Com o peso da batalha jurídica pela cobrança das indemnizações do caso Prestige ainda em aberto, a pressão para que o caso Toconao não fique isento de responsabilidades é cada vez mais apertada e sufocante. Para já, para aliviar a crise a curto prazo, a companhia de navegação está a assumir parte dos custos da limpeza: “estão a contratar pessoas locais, muitos marinheiros, já que tudo isto também causa problemas como o facto de as associações de pescadores não poderem sair para o mar, incluindo as marisqueiras”, explica Sieira. A Promotoria do Meio Ambiente abriu um processo sobre o caso.

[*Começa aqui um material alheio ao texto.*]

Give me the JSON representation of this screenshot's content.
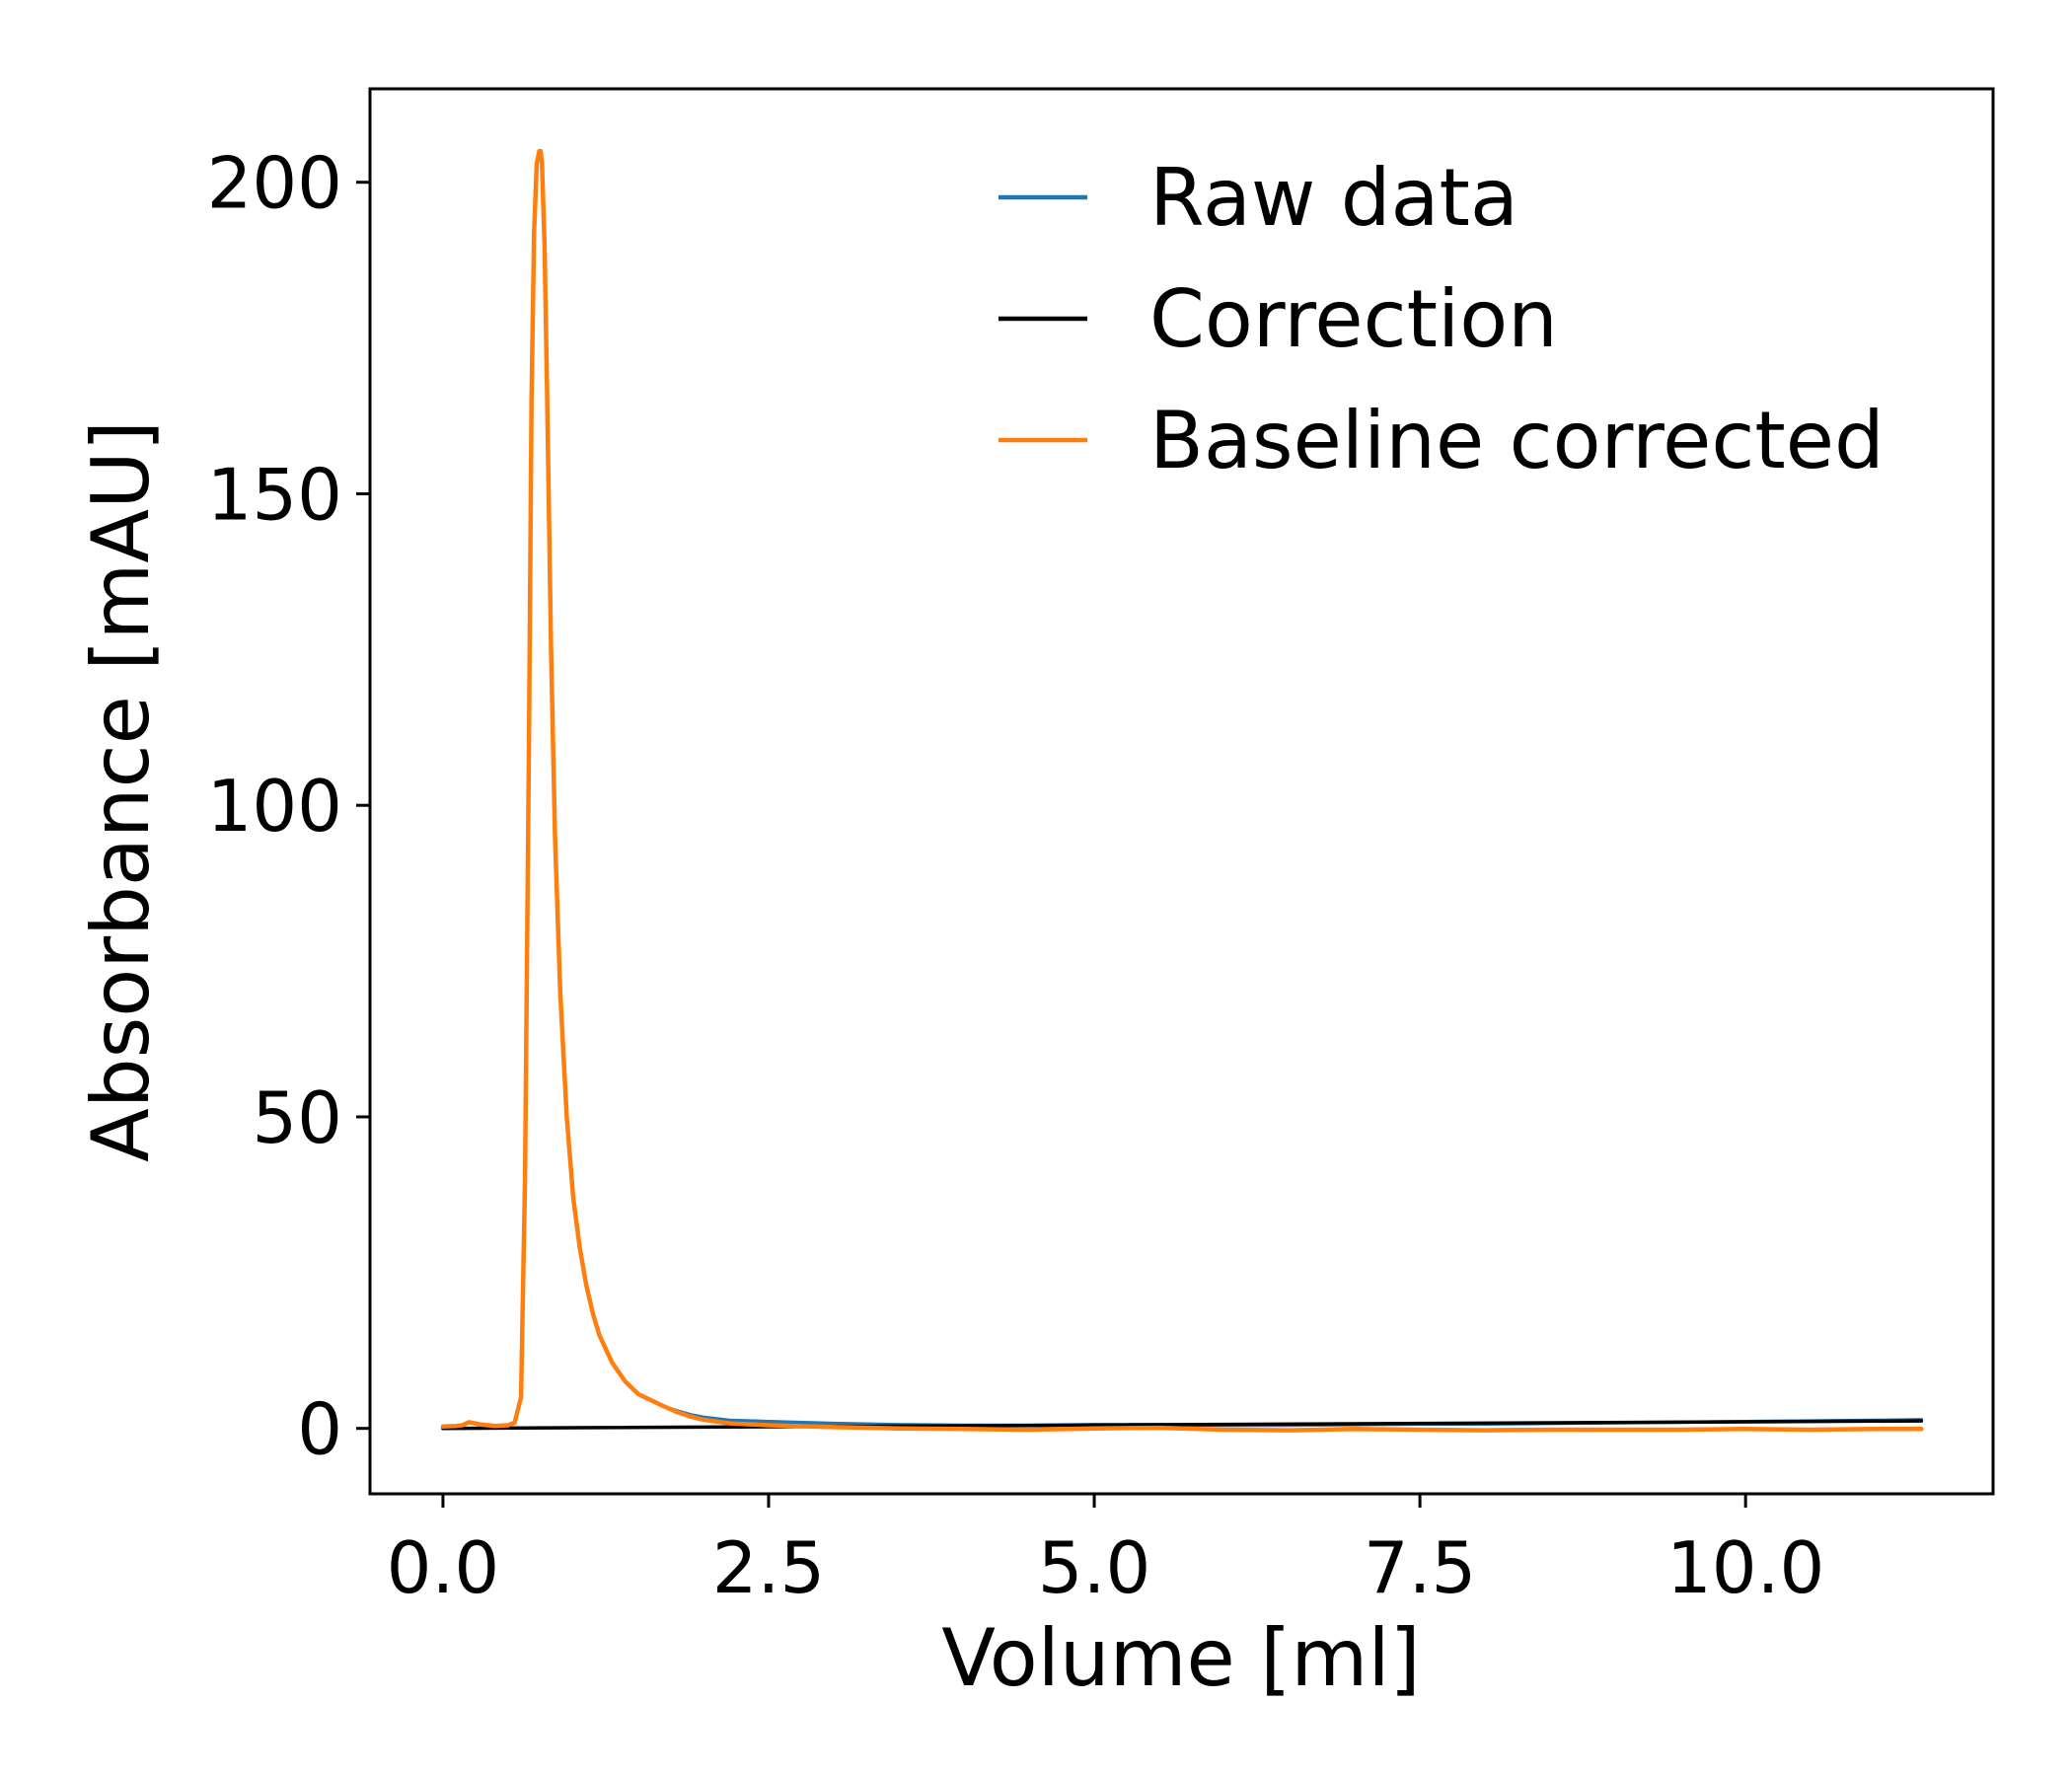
{
  "chart_data": {
    "type": "line",
    "title": "",
    "xlabel": "Volume [ml]",
    "ylabel": "Absorbance [mAU]",
    "xlim": [
      -0.56,
      11.9
    ],
    "ylim": [
      -10.5,
      215
    ],
    "xticks": [
      0.0,
      2.5,
      5.0,
      7.5,
      10.0
    ],
    "xtick_labels": [
      "0.0",
      "2.5",
      "5.0",
      "7.5",
      "10.0"
    ],
    "yticks": [
      0,
      50,
      100,
      150,
      200
    ],
    "ytick_labels": [
      "0",
      "50",
      "100",
      "150",
      "200"
    ],
    "grid": false,
    "legend_position": "top-right",
    "series": [
      {
        "name": "Raw data",
        "color": "#1f77b4",
        "x": [
          0.0,
          0.1,
          0.15,
          0.2,
          0.3,
          0.4,
          0.5,
          0.55,
          0.6,
          0.63,
          0.66,
          0.68,
          0.7,
          0.72,
          0.74,
          0.75,
          0.76,
          0.78,
          0.8,
          0.83,
          0.86,
          0.9,
          0.95,
          1.0,
          1.05,
          1.1,
          1.15,
          1.2,
          1.3,
          1.4,
          1.5,
          1.6,
          1.7,
          1.8,
          1.9,
          2.0,
          2.2,
          2.5,
          3.0,
          3.5,
          4.0,
          4.5,
          5.0,
          5.5,
          6.0,
          6.5,
          7.0,
          7.5,
          8.0,
          8.5,
          9.0,
          9.5,
          10.0,
          10.5,
          11.0,
          11.35
        ],
        "y": [
          0.3,
          0.4,
          0.5,
          1.0,
          0.6,
          0.4,
          0.5,
          0.9,
          5.0,
          40.0,
          110.0,
          165.0,
          192.0,
          203.0,
          205.0,
          205.0,
          203.0,
          190.0,
          165.0,
          125.0,
          95.0,
          70.0,
          50.0,
          37.0,
          29.0,
          23.0,
          18.5,
          15.0,
          10.5,
          7.5,
          5.5,
          4.5,
          3.5,
          2.8,
          2.2,
          1.8,
          1.3,
          1.1,
          0.8,
          0.6,
          0.5,
          0.5,
          0.6,
          0.6,
          0.5,
          0.5,
          0.6,
          0.7,
          0.7,
          0.8,
          0.9,
          1.0,
          1.1,
          1.2,
          1.3,
          1.4
        ]
      },
      {
        "name": "Correction",
        "color": "#000000",
        "x": [
          0.0,
          11.35
        ],
        "y": [
          0.0,
          1.2
        ]
      },
      {
        "name": "Baseline corrected",
        "color": "#ff7f0e",
        "x": [
          0.0,
          0.1,
          0.15,
          0.2,
          0.3,
          0.4,
          0.5,
          0.55,
          0.6,
          0.63,
          0.66,
          0.68,
          0.7,
          0.72,
          0.74,
          0.75,
          0.76,
          0.78,
          0.8,
          0.83,
          0.86,
          0.9,
          0.95,
          1.0,
          1.05,
          1.1,
          1.15,
          1.2,
          1.3,
          1.4,
          1.5,
          1.6,
          1.7,
          1.8,
          1.9,
          2.0,
          2.2,
          2.5,
          3.0,
          3.5,
          4.0,
          4.5,
          5.0,
          5.5,
          6.0,
          6.5,
          7.0,
          7.5,
          8.0,
          8.5,
          9.0,
          9.5,
          10.0,
          10.5,
          11.0,
          11.35
        ],
        "y": [
          0.3,
          0.4,
          0.5,
          1.0,
          0.6,
          0.4,
          0.5,
          0.9,
          5.0,
          40.0,
          110.0,
          165.0,
          192.0,
          203.0,
          205.0,
          205.0,
          203.0,
          190.0,
          165.0,
          125.0,
          95.0,
          70.0,
          50.0,
          37.0,
          29.0,
          23.0,
          18.5,
          15.0,
          10.5,
          7.5,
          5.5,
          4.5,
          3.5,
          2.6,
          1.9,
          1.4,
          0.8,
          0.5,
          0.2,
          0.0,
          -0.1,
          -0.2,
          0.0,
          0.1,
          -0.2,
          -0.3,
          -0.1,
          -0.2,
          -0.3,
          -0.2,
          -0.2,
          -0.2,
          -0.1,
          -0.2,
          -0.1,
          -0.1
        ]
      }
    ]
  }
}
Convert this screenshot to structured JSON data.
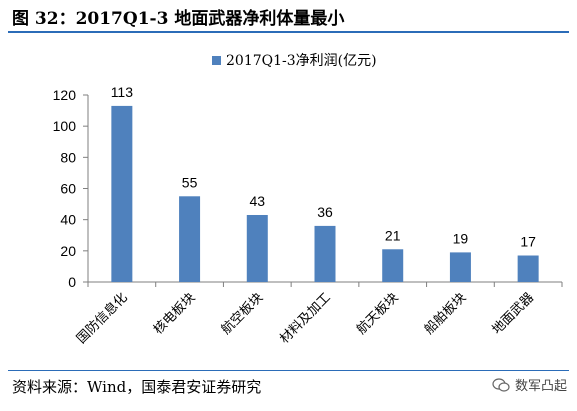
{
  "figure": {
    "title": "图 32：2017Q1-3 地面武器净利体量最小",
    "source": "资料来源：Wind，国泰君安证券研究",
    "watermark": "数军凸起"
  },
  "colors": {
    "bar": "#4f81bd",
    "rule": "#2b6cb8"
  },
  "chart_data": {
    "type": "bar",
    "categories": [
      "国防信息化",
      "核电板块",
      "航空板块",
      "材料及加工",
      "航天板块",
      "船舶板块",
      "地面武器"
    ],
    "series": [
      {
        "name": "2017Q1-3净利润(亿元)",
        "values": [
          113,
          55,
          43,
          36,
          21,
          19,
          17
        ]
      }
    ],
    "data_labels": [
      "113",
      "55",
      "43",
      "36",
      "21",
      "19",
      "17"
    ],
    "yticks": [
      "0",
      "20",
      "40",
      "60",
      "80",
      "100",
      "120"
    ],
    "ylim": [
      0,
      120
    ],
    "grid": false,
    "legend": "top-center"
  }
}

Mobilização social: a consciência coletiva volta às ruas
O que antes eram “fios de plasticina” são agora “bolinhas”: o Comité Intercentros de la Corporación Radio e Televisión de Galicia (CRTVG) e o coletivo “Defende a Galega” protestaram contra os “interesses eleitorais do PP de Alfonso Rueda para encobrir a inação e a passividade da Xunta” e a forma como esta intervém na informação da empresa pública para, no início do evento, minimizar a questão. Vivendo uma história quase cíclica, mais uma vez em Santiago foi convocada uma manifestação sob o lema “em defesa do nosso mar”, apoiada por cerca de 150 grupos de diferentes sectores e onde se ouviu, outra vez, nunca máis (nunca mais).
“Sinto-me orgulhosa pelo facto de as pessoas se terem mobilizado, organizado, e de estarmos todos juntos. Sinto-me muito orgulhosa como galega”, diz a ativista ambiental. “Estamos a receber apoio para além da Galiza, pessoas que vêm do estrangeiro para colaborar ou que enviam recursos para nos ajudar”, acrescenta, sublinhando a importância da solidariedade e do apoio que estão a receber. A pressão social que está a ser exercida para agir, implementar políticas públicas e assumir responsabilidades é a base para gerir os mares inundados pelas lágrimas das sereias.